In one of his addresses, Prime Minister Narendra Modi spoke on the timing of demonetisation, saying that you treat a patient when he is healthy and not when he is weak. His assessment of the economy being healthy at the time of demonetisation seems to be correct if the latest GDP numbers are to be believed.
Economists surveyed by CNBC-TV18 before the GDP data was declared were expecting the economy to grow by 6.1 percent. The data print surprised with a 7-percent GDP growth. The government was quick to claim that demonetisation had little impact on the economy.
Analysts, however, were not amused. Edelweiss in its report raises the issue ‘What is particularly striking in today’s data is the sharp pick up in manufacturing sector and steep acceleration seen in real private consumption. This is surprising because several high frequency indicators, such as, FMCG sales, car sales, two-wheeler sales, and credit growth slowed during the quarter.’ Edelweiss feels that higher growth could be on account of inventory build-up.
The 7-percent growth number caught almost all economists on the wrong foot, including those at renowned international agencies like the International Monetary Fund, who had expected the economy to fall to 6 percent growth in the second half of the current fiscal.
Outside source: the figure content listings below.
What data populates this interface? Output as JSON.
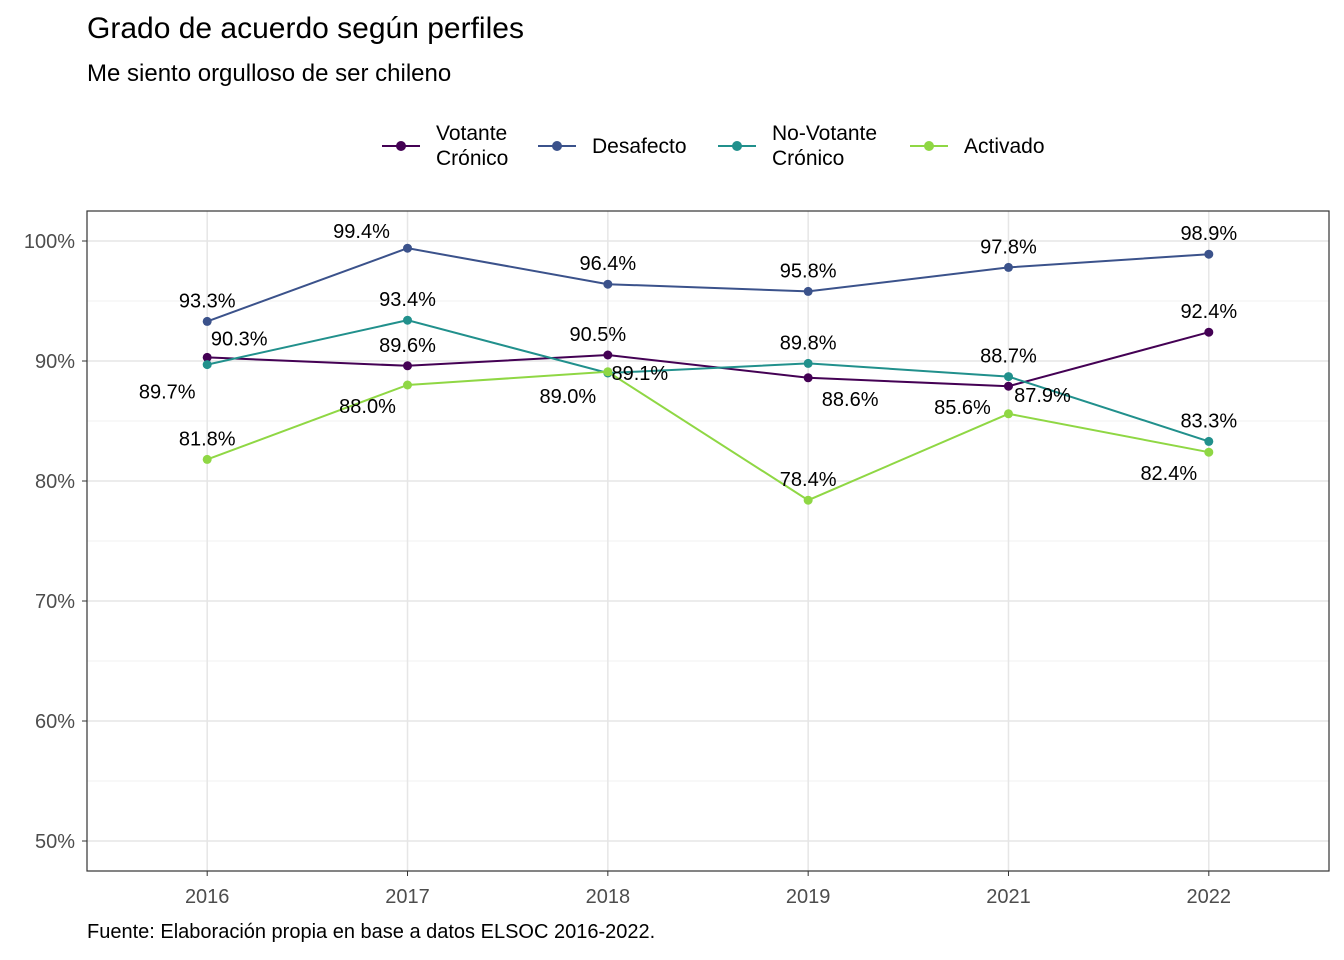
{
  "title": "Grado de acuerdo según perfiles",
  "subtitle": "Me siento orgulloso de ser chileno",
  "caption": "Fuente: Elaboración propia en base a datos ELSOC 2016-2022.",
  "legend": {
    "items": [
      {
        "label": "Votante\nCrónico",
        "color": "#440154"
      },
      {
        "label": "Desafecto",
        "color": "#3B528B"
      },
      {
        "label": "No-Votante\nCrónico",
        "color": "#21908C"
      },
      {
        "label": "Activado",
        "color": "#8FD744"
      }
    ]
  },
  "chart_data": {
    "type": "line",
    "title": "Grado de acuerdo según perfiles",
    "subtitle": "Me siento orgulloso de ser chileno",
    "x": [
      "2016",
      "2017",
      "2018",
      "2019",
      "2021",
      "2022"
    ],
    "ylim": [
      47.5,
      102.5
    ],
    "yticks": [
      "50%",
      "60%",
      "70%",
      "80%",
      "90%",
      "100%"
    ],
    "ytick_values": [
      50,
      60,
      70,
      80,
      90,
      100
    ],
    "xlabel": "",
    "ylabel": "",
    "grid": true,
    "legend_position": "top",
    "series": [
      {
        "name": "Votante Crónico",
        "color": "#440154",
        "values": [
          90.3,
          89.6,
          90.5,
          88.6,
          87.9,
          92.4
        ],
        "labels": [
          "90.3%",
          "89.6%",
          "90.5%",
          "88.6%",
          "87.9%",
          "92.4%"
        ]
      },
      {
        "name": "Desafecto",
        "color": "#3B528B",
        "values": [
          93.3,
          99.4,
          96.4,
          95.8,
          97.8,
          98.9
        ],
        "labels": [
          "93.3%",
          "99.4%",
          "96.4%",
          "95.8%",
          "97.8%",
          "98.9%"
        ]
      },
      {
        "name": "No-Votante Crónico",
        "color": "#21908C",
        "values": [
          89.7,
          93.4,
          89.0,
          89.8,
          88.7,
          83.3
        ],
        "labels": [
          "89.7%",
          "93.4%",
          "89.0%",
          "89.8%",
          "88.7%",
          "83.3%"
        ]
      },
      {
        "name": "Activado",
        "color": "#8FD744",
        "values": [
          81.8,
          88.0,
          89.1,
          78.4,
          85.6,
          82.4
        ],
        "labels": [
          "81.8%",
          "88.0%",
          "89.1%",
          "78.4%",
          "85.6%",
          "82.4%"
        ]
      }
    ]
  }
}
The government, however, has said that the economy will grow by 7.1 percent in the current fiscal.
The following three elements have mainly contributed to the growth.
1. Agriculture: There are various factors that have contributed to the 7 percent growth. First is the sharp jump in agriculture growth that has increased to 6 percent from 3.8 percent last year. The numbers show a sharp jump when compared to a contraction of 2.2 percent last year. Good monsoon and increased sowing led to a sharp jump in agriculture.
2. Consumption: Even as media reports showed business slowdown, demand side pull has helped GDP growth. Both government and private consumption increased during the quarter. Private consumption increased by 10 percent during the quarter as compared to 5 percent in September quarter. In fact, private consumption expenditure is at its highest level since September 2012. This is the surprise factor as most of the high frequency indicators like two-wheeler sales, cars, consumable and non-consumable growth posted tepid growth during the period.
3. Taxes: Though GDP numbers have overshot economist expectations by a mile, GVA has been closer to estimate. GVA, which is GDP sans taxes, has slipped at a sharper rate than the GDP growth. Clearly, taxes are playing a major role in GDP, a clear demonetisation effect that is unlikely to be replicated.
Though these three factors contributed to GDP growth there were others that pulled it down. Manufacturing sector has recorded a growth of 8.3 percent as compared to 6.9 percent last quarter they are much lower than 12.8 percent last year. Similarly, industry growth of 6.6 percent looks good when compared to 5.1 of previous quarter, but it is much lower than 9.5 percent in the same quarter last year.
While the government might like to take credit on the GDP growth number, the underlying fundamentals as measured by GVA are shaky. Government’s own estimate of GVA proves the point. The first half estimates of GVA have been lowered to 6.8 percent as compared to earlier announced 7.2 percent. Taking this into account the advance estimate for FY17 stands at 6.7 percent as compared to 7 percent earlier. This is lower than RBI’s projection of GVA.
The government will have an uphill task of maintaining the GDP rate going forward as the impact of agriculture growth and taxes will be missing. Further, with the fiscal deficit already overshooting the annual target, government is running out of ammunition. The real impact of demonetisation may only be felt in the March quarter.